What exactly is in a name? According to dear ol’ Bill Shakes, not much. Respectfully, I disagree.
Naming is an action. It reminds me of a theory in psychology: When someone who is experiencing a host of symptoms finally receives a diagnosis, they have a sense of relief. That’s because they’re not alone; these conditions mean something (and hopefully mean another thing, treatment). With this understanding comes release and helps with letting go. I believe naming what’s on that heart is not unlike catharsis.
Words have huge influence to create realities, so I choose to use them kindly and carefully.
Naming helps actualize. Have I expressed what I really need and want out of life? What do I actually need? And fortunately, in the spirit of gratitude, I know I am exactly where I am supposed to be, and have so many incredible relationships, experiences, and faith.
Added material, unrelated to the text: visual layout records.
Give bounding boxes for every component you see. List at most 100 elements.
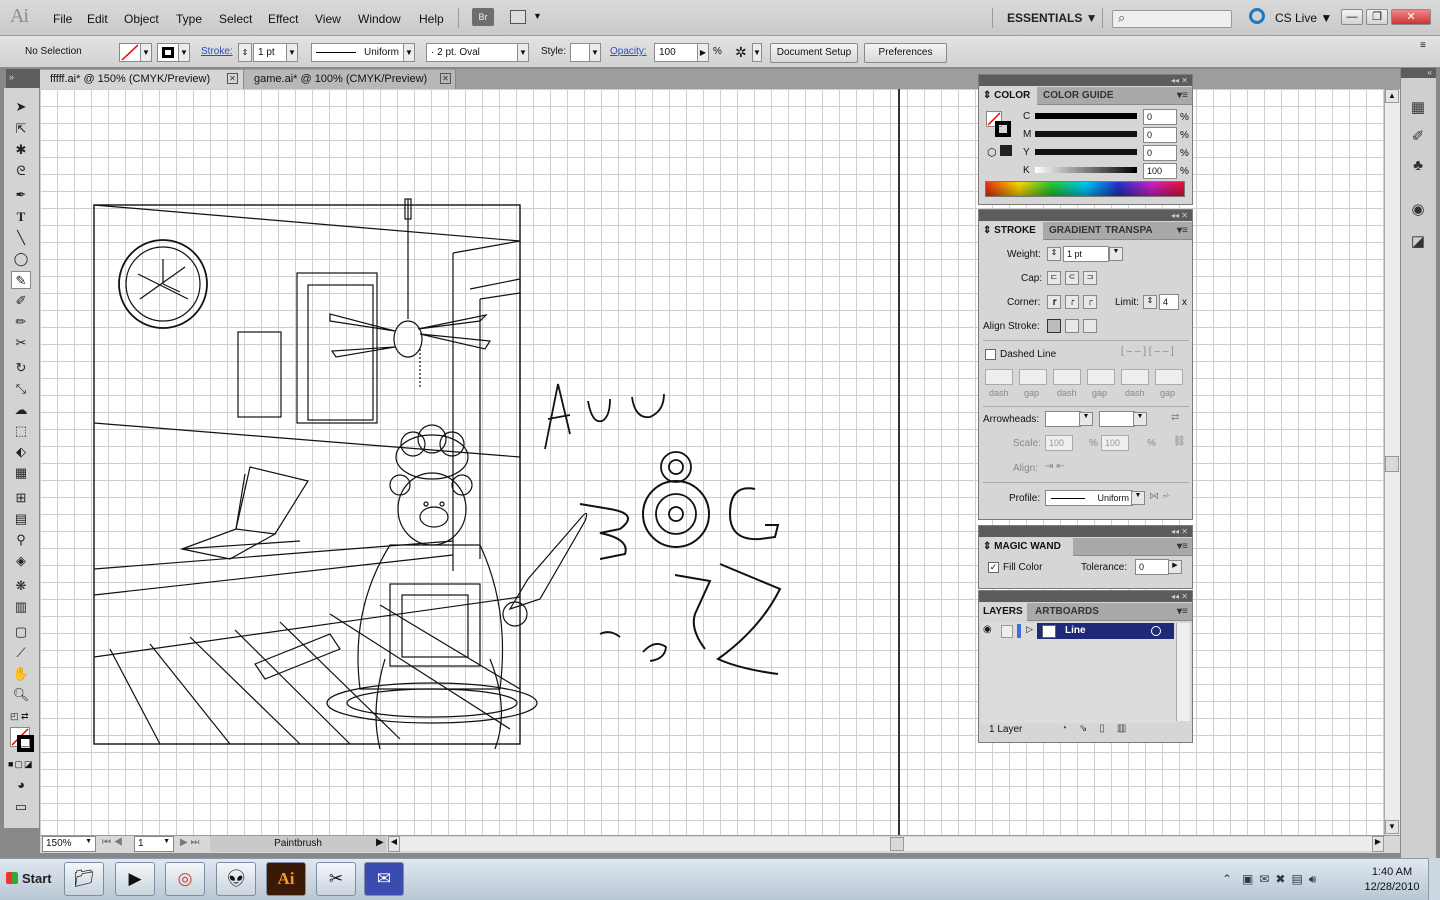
line-tool-icon[interactable]: ╲ — [11, 229, 31, 247]
channel-y-field[interactable]: 0 — [1143, 145, 1177, 161]
mesh-tool-icon[interactable]: ⊞ — [11, 489, 31, 507]
eyedropper-tool-icon[interactable]: ⚲ — [11, 531, 31, 549]
color-mode-icons[interactable]: ■▢◪ — [8, 759, 33, 770]
end-arrowhead-select[interactable] — [1099, 411, 1135, 427]
default-colors-icon[interactable]: ◰ ⇄ — [10, 711, 29, 722]
clock[interactable]: 1:40 AM 12/28/2010 — [1362, 865, 1422, 895]
rotate-tool-icon[interactable]: ↻ — [11, 359, 31, 377]
chevron-down-icon[interactable]: ▼ — [1133, 412, 1147, 426]
chevron-down-icon[interactable]: ▼ — [403, 43, 415, 62]
dash-field[interactable] — [1121, 369, 1149, 385]
projecting-cap-icon[interactable]: ⊐ — [1083, 271, 1097, 285]
tab-stroke[interactable]: ⇕ STROKE — [979, 222, 1043, 240]
align-inside-icon[interactable] — [1065, 319, 1079, 333]
panel-menu-icon[interactable]: ▾≡ — [1177, 538, 1188, 556]
stroke-swatch[interactable] — [157, 43, 179, 62]
restore-button[interactable]: ❐ — [1366, 9, 1388, 25]
recolor-artwork-icon[interactable]: ✲ — [735, 44, 747, 61]
opacity-label[interactable]: Opacity: — [610, 46, 647, 57]
limit-stepper[interactable]: ⇕ — [1143, 295, 1157, 309]
gap-field[interactable] — [1087, 369, 1115, 385]
chrome-taskbar-icon[interactable]: ◎ — [165, 862, 205, 896]
collapse-toolbox-icon[interactable]: » — [6, 69, 40, 89]
chevron-down-icon[interactable]: ▼ — [533, 11, 542, 21]
channel-c-field[interactable]: 0 — [1143, 109, 1177, 125]
layers-scrollbar[interactable] — [1176, 623, 1190, 721]
free-transform-tool-icon[interactable]: ⬚ — [11, 422, 31, 440]
gap-field[interactable] — [1019, 369, 1047, 385]
panel-header[interactable]: ◂◂ ✕ — [979, 75, 1192, 86]
type-tool-icon[interactable]: T — [11, 208, 31, 226]
paintbrush-tool-icon[interactable]: ✎ — [11, 271, 31, 289]
stroke-color-icon[interactable] — [995, 121, 1011, 137]
tolerance-field[interactable]: 0 — [1135, 559, 1169, 575]
alien-app-taskbar-icon[interactable]: 👽︎ — [216, 862, 256, 896]
graphic-styles-icon[interactable]: ◪ — [1409, 232, 1427, 250]
weight-stepper[interactable]: ⇕ — [1047, 247, 1061, 261]
fill-color-checkbox[interactable]: ✓ — [988, 562, 999, 573]
scroll-left-icon[interactable]: ◀ — [388, 836, 400, 852]
scissors-tool-icon[interactable]: ✂ — [11, 334, 31, 352]
channel-k-field[interactable]: 100 — [1143, 163, 1177, 179]
chevron-down-icon[interactable]: ▼ — [1109, 247, 1123, 261]
dash-field[interactable] — [985, 369, 1013, 385]
chevron-down-icon[interactable]: ▼ — [85, 838, 92, 845]
cs-live-icon[interactable] — [1249, 8, 1265, 24]
channel-m-field[interactable]: 0 — [1143, 127, 1177, 143]
swatches-icon[interactable]: ▦ — [1409, 98, 1427, 116]
align-outside-icon[interactable] — [1083, 319, 1097, 333]
menu-effect[interactable]: Effect — [268, 12, 298, 26]
start-scale-field[interactable]: 100 — [1045, 435, 1073, 451]
tab-layers[interactable]: LAYERS — [979, 603, 1027, 621]
channel-y-slider[interactable] — [1035, 149, 1137, 155]
blend-tool-icon[interactable]: ◈ — [11, 552, 31, 570]
hand-tool-icon[interactable]: ✋ — [11, 665, 31, 683]
opacity-field[interactable]: 100 — [654, 43, 698, 62]
magic-wand-tool-icon[interactable]: ✱ — [11, 141, 31, 159]
align-center-icon[interactable] — [1047, 319, 1061, 333]
media-player-taskbar-icon[interactable]: ▶ — [115, 862, 155, 896]
shape-builder-tool-icon[interactable]: ⬖ — [11, 443, 31, 461]
tray-icons[interactable]: ▣✉✖▤🔊︎ — [1242, 872, 1322, 887]
current-tool-status[interactable]: Paintbrush — [210, 836, 386, 852]
artboard-number-field[interactable]: 1 ▼ — [134, 836, 174, 852]
graphic-style-swatch[interactable] — [570, 43, 590, 62]
tab-magic-wand[interactable]: ⇕ MAGIC WAND — [979, 538, 1073, 556]
zoom-tool-icon[interactable]: 🔍︎ — [11, 686, 31, 704]
chevron-down-icon[interactable]: ▼ — [163, 838, 170, 845]
miter-join-icon[interactable]: ┏ — [1047, 295, 1061, 309]
zoom-level-field[interactable]: 150% ▼ — [42, 836, 96, 852]
status-menu-icon[interactable]: ▶ — [376, 837, 384, 848]
butt-cap-icon[interactable]: ⊏ — [1047, 271, 1061, 285]
dashed-line-checkbox[interactable] — [985, 349, 996, 360]
swap-arrowheads-icon[interactable]: ⇄ — [1171, 412, 1179, 423]
round-join-icon[interactable]: ╭ — [1065, 295, 1079, 309]
disclosure-triangle-icon[interactable]: ▷ — [1026, 624, 1033, 635]
tab-color-guide[interactable]: COLOR GUIDE — [1043, 87, 1114, 105]
panel-menu-icon[interactable]: ≡ — [1420, 40, 1426, 51]
out-of-gamut-icon[interactable]: ⬡ — [987, 145, 1012, 159]
tools-taskbar-icon[interactable]: ✂ — [316, 862, 356, 896]
panel-menu-icon[interactable]: ▾≡ — [1177, 222, 1188, 240]
artboard-tool-icon[interactable]: ▢ — [11, 623, 31, 641]
weight-field[interactable]: 1 pt — [1063, 246, 1109, 262]
pidgin-taskbar-icon[interactable]: ✉ — [364, 862, 404, 896]
chevron-right-icon[interactable]: ▶ — [1168, 560, 1182, 574]
stroke-color-icon[interactable] — [17, 735, 34, 752]
show-desktop-button[interactable] — [1428, 858, 1440, 900]
end-scale-field[interactable]: 100 — [1101, 435, 1129, 451]
scale-tool-icon[interactable]: ⤡ — [11, 380, 31, 398]
pencil-tool-icon[interactable]: ✏ — [11, 313, 31, 331]
tab-document-fffff[interactable]: fffff.ai* @ 150% (CMYK/Preview) — [40, 70, 244, 89]
close-tab-icon[interactable]: ✕ — [227, 73, 238, 84]
close-button[interactable]: ✕ — [1391, 9, 1431, 25]
ellipse-tool-icon[interactable]: ◯ — [11, 250, 31, 268]
channel-k-slider[interactable] — [1035, 167, 1137, 173]
menu-select[interactable]: Select — [219, 12, 252, 26]
stroke-weight-stepper[interactable]: ⇕ — [238, 43, 252, 62]
tab-document-game[interactable]: game.ai* @ 100% (CMYK/Preview) — [244, 70, 456, 89]
round-cap-icon[interactable]: ⊂ — [1065, 271, 1079, 285]
chevron-down-icon[interactable]: ▼ — [589, 43, 601, 62]
chevron-down-icon[interactable]: ▼ — [517, 43, 529, 62]
preferences-button[interactable]: Preferences — [864, 43, 947, 63]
When I allow myself to ask what I need, exploring an intentional vision for the future co-exists with presence. I am open-hearted (and delighted!) by many possible outcomes of life after grad school, such as digital librarianship and/or working with seniors, and I am grateful for the choices and experiences that led me here. Furthermore, I believe naming what I truly want naturally reduces and releases other experiences, and so this helps me spend energy wisely.
Naming not only explains what is, it also explores what or who something means. It’s an affirmation. For example, growing up, I was told my name means beloved. (Google suggests Kaylie also means graceful, slender, and pure… there are no coincidences.) My mother considered Carl(e)y instead of Kaylie, but her best friend had a little Carley of her own, less than 2 weeks before I was born. Mom also considered Samantha, and that’s one of my best friends and roommates. In different parts of my life, Carley and Sam felt (and feel) like home.
Kaylie, though, is my name. And I am home to myself, through any time and space. In Vietnamese, one pet name for a partner is home. While Colin has absolutely been home to me, I think it’s just as important to come home to myself and be my own beloved. I am whole, just as I am.
For me, naming is an action, actualization, and affirmation, to be(come) open-hearted. Over to you: How do you make space for what you really need and want? Start by naming!